The most common role of sleeper ships in fiction is for interstellar travel, usually at slower-than-light speed. Travel times for such journeys could reach into the hundreds or thousands of years, making some form of life extension such as suspended animation necessary for the original crew to live to see their destination. Suspended animation is also required on ships which cannot be used as generation ships, for whatever reason.

Suspended animation can also be useful to reduce the consumption of life support resources by crewmembers who are not needed during the trip, and for this reason sleeper ships sometimes also make an appearance in the context of purely interplanetary travel.

[edit] Sleeper ships in specific works of fiction

  • In Lost In Space, The Robinson family boards a sleeper ship for the long journey to the new world where they will supervise the construction of the other end of a tunnel, connecting the new world with Earth and enabling faster than light travel through this shortcut.
  • The famous movie and book by Arthur C. Clarke 2001: A Space Odyssey, for example, features a ship traveling to Jupiter (Saturn, in the book) with most of its crew in suspended animation and only a handful remaining awake to operate the spacecraft.
  • Another Arthur C. Clarke novel to feature sleeper ships was The Songs of Distant Earth.
  • A sleeper ship named SS Botany Bay is seen in the Star Trek episode "Space Seed".

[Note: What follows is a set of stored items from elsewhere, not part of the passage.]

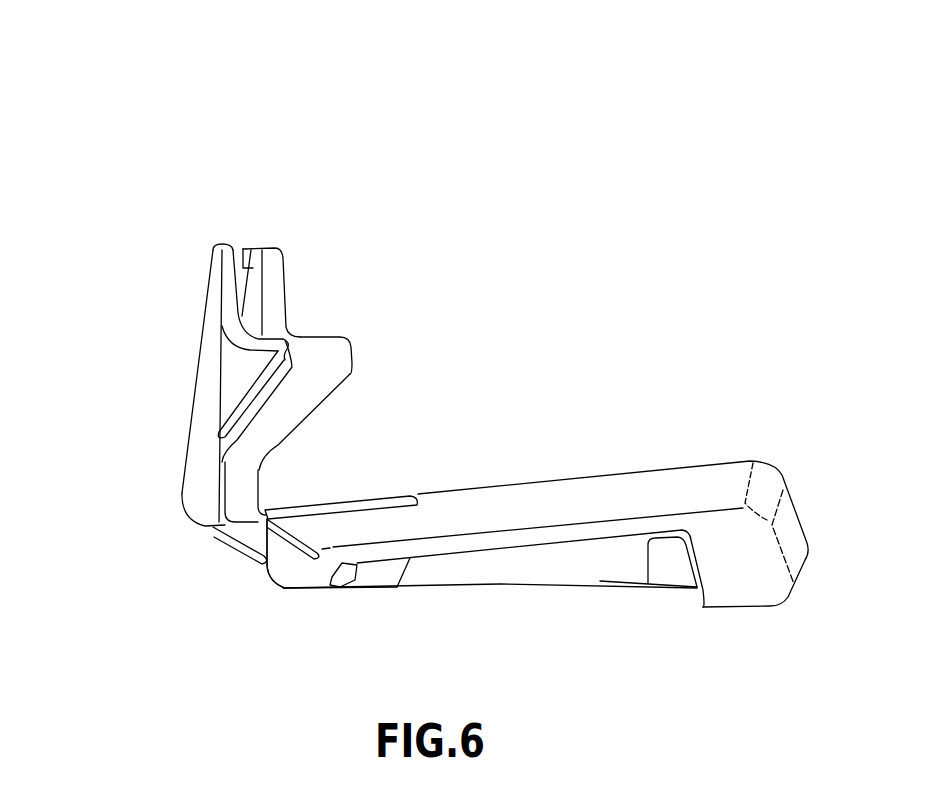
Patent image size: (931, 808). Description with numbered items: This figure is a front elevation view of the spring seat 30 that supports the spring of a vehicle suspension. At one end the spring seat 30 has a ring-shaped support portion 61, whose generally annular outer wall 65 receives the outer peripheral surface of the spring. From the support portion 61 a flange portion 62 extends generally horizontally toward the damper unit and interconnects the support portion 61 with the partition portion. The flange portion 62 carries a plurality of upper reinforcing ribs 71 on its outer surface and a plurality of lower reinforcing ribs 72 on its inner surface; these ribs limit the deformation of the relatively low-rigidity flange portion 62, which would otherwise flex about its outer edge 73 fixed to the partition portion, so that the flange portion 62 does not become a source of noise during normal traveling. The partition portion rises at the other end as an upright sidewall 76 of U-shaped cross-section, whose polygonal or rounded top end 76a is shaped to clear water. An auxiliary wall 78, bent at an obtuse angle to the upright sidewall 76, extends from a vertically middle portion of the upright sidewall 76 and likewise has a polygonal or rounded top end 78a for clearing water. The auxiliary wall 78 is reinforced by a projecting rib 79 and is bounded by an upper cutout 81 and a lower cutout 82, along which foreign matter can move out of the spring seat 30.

The spring seat 30 is at (157, 128).
The support portion 61 is at (562, 480).
The flange portion 62 is at (381, 503).
The outer wall 65 is at (590, 478).
The upper reinforcing ribs 71 is at (305, 507).
The lower reinforcing ribs 72 is at (250, 536).
The outer edge 73 is at (217, 528).
The upright sidewall 76 is at (228, 244).
The top end 76a is at (217, 252).
The auxiliary wall 78 is at (234, 382).
The top end 78a is at (265, 346).
The projecting rib 79 is at (226, 410).
The upper cutout 81 is at (243, 322).
The lower cutout 82 is at (258, 424).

  • The Nostromo in the film Alien, and the Sulaco in the film Aliens, are sleeper ships, as are all vessels encountered in the Alien franchise, although since space travel in the movies takes only a few weeks or months they do have some FTL capability.

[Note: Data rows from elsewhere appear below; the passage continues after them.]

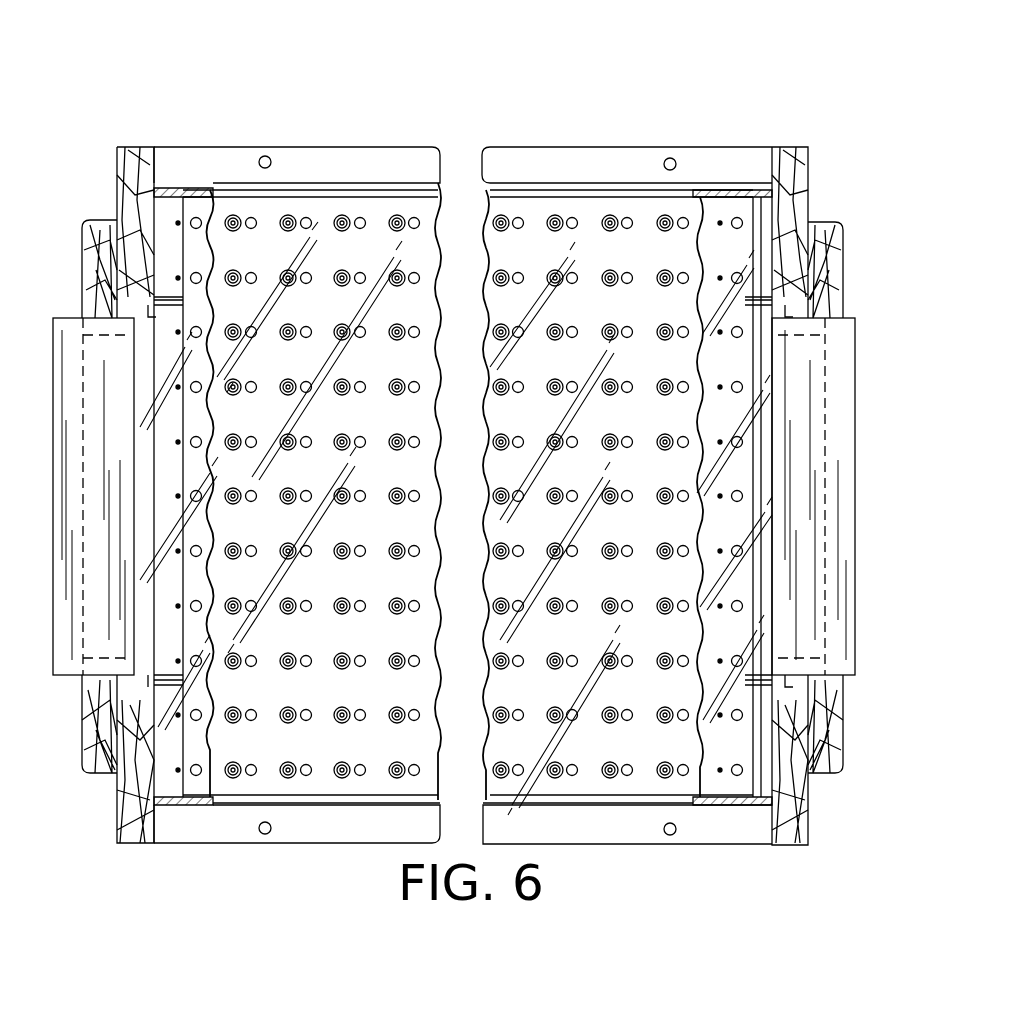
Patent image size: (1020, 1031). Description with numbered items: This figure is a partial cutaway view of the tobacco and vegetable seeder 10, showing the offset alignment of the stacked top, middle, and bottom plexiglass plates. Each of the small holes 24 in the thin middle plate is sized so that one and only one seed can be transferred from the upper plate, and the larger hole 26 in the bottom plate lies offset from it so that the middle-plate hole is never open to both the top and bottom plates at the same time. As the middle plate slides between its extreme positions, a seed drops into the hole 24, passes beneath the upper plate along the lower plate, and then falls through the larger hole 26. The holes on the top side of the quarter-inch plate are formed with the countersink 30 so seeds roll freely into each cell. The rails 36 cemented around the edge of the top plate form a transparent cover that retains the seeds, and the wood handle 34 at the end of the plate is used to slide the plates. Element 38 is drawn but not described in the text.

The tobacco and vegetable seeder 10 is at (626, 88).
The hole in the middle plate 24 is at (720, 220).
The larger hole in the bottom plate 26 is at (745, 225).
The countersink 30 is at (658, 216).
The wood handle 34 is at (842, 340).
The rails 36 is at (728, 162).
The vertical frame member 38 is at (796, 172).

  • In Sid Meier's Alpha Centauri computer game, the colonists arrive at Alpha Centauri on a sleeper ship.
  • In Iain M. Banks' book Excession, a large craft named Sleeper Service is portrayed as an eccentric artificial intelligence which travels from system to system, picking up humans for long term suspended animation and eventual deposit elsewhere (at its discretion).
  • In Freelancer computer game, a large group of alliance humans leave earth in five sleeper ships to colonise the Sirius Galaxy, these ships are named after their patron nations; The Hispania, The Rheinland, The Kusari, The Bretonia and The Liberty.

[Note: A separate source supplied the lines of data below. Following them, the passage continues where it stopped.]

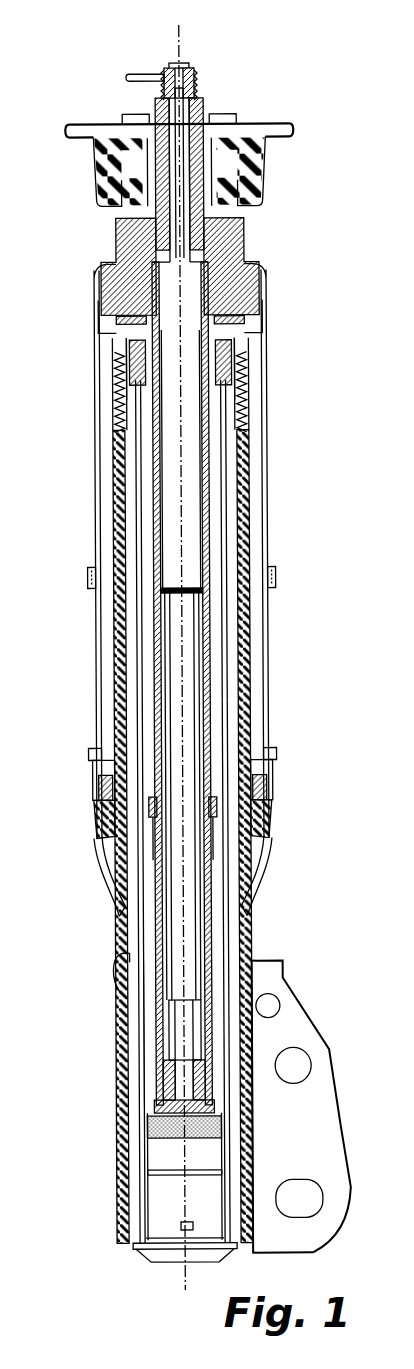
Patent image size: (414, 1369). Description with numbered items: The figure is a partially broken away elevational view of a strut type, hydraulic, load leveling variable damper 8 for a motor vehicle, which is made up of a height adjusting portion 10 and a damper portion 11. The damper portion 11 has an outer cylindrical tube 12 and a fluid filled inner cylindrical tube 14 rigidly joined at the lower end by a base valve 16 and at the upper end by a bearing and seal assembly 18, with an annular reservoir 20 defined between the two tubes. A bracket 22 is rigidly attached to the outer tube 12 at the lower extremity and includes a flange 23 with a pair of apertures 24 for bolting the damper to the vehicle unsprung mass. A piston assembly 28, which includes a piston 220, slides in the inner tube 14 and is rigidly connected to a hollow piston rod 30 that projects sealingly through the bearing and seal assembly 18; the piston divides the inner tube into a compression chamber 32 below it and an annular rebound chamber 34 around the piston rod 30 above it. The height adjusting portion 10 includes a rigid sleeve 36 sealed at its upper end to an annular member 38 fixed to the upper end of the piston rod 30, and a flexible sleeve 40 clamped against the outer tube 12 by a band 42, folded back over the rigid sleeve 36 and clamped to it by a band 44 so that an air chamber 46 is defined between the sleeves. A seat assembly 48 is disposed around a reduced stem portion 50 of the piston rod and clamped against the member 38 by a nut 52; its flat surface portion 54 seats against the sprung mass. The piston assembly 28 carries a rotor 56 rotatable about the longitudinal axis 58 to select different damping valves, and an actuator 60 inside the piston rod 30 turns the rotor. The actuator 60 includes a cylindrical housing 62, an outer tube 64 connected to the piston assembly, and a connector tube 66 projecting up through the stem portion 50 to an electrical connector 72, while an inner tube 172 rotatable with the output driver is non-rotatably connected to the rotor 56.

The variable damper 8 is at (87, 525).
The height adjusting portion 10 is at (276, 444).
The damper portion 11 is at (108, 912).
The outer cylindrical tube 12 is at (256, 912).
The inner cylindrical tube 14 is at (233, 951).
The base valve 16 is at (168, 1258).
The bearing and seal assembly 18 is at (140, 372).
The annular reservoir 20 is at (140, 1066).
The bracket 22 is at (331, 1097).
The flange 23 is at (305, 1158).
The apertures 24 is at (297, 1052).
The piston assembly 28 is at (150, 1155).
The hollow piston rod 30 is at (157, 640).
The compression chamber 32 is at (163, 1201).
The annular rebound chamber 34 is at (148, 982).
The rigid sleeve 36 is at (272, 525).
The annular member 38 is at (222, 226).
The flexible sleeve 40 is at (102, 842).
The band 42 is at (242, 434).
The band 44 is at (100, 790).
The air chamber 46 is at (258, 616).
The seat assembly 48 is at (284, 118).
The reduced stem portion 50 is at (206, 145).
The nut 52 is at (198, 106).
The flat surface portion 54 is at (97, 125).
The rotor 56 is at (177, 1094).
The longitudinal axis 58 is at (183, 663).
The actuator 60 is at (156, 413).
The cylindrical housing 62 is at (172, 453).
The outer tube 64 is at (177, 947).
The connector tube 66 is at (172, 203).
The electrical connector 72 is at (183, 62).
The inner tube 172 is at (187, 1048).
The piston 220 is at (236, 1146).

  • In the novel The Restaurant at the End of the Universe by Douglas Adams, there is a sleeper ship called Golgafrinchan Ark Fleet Ship B, which crash-lands on prehistoric Earth.
  • In the fictional Warhammer 40,000 universe, the Nicassar make use of sleeper ships called dhows.
  • In the 1997 Harland Williams film "RocketMan", the characters make use of a sleeper ship for their journey to Mars.
  • In the Terran storyline for StarCraft, a computer game developed by Blizzard Entertainment, humans colonized the Koprulu Sector by a experiment sponsored by a rogue researcher who launched tens of thousands of persecuted modified humans targeted for extermination into space. Although they were intended to colonized on a different star system, their navigational computers failed, sending their ships careening towards the nethers until they crash landed on a few habitable planets.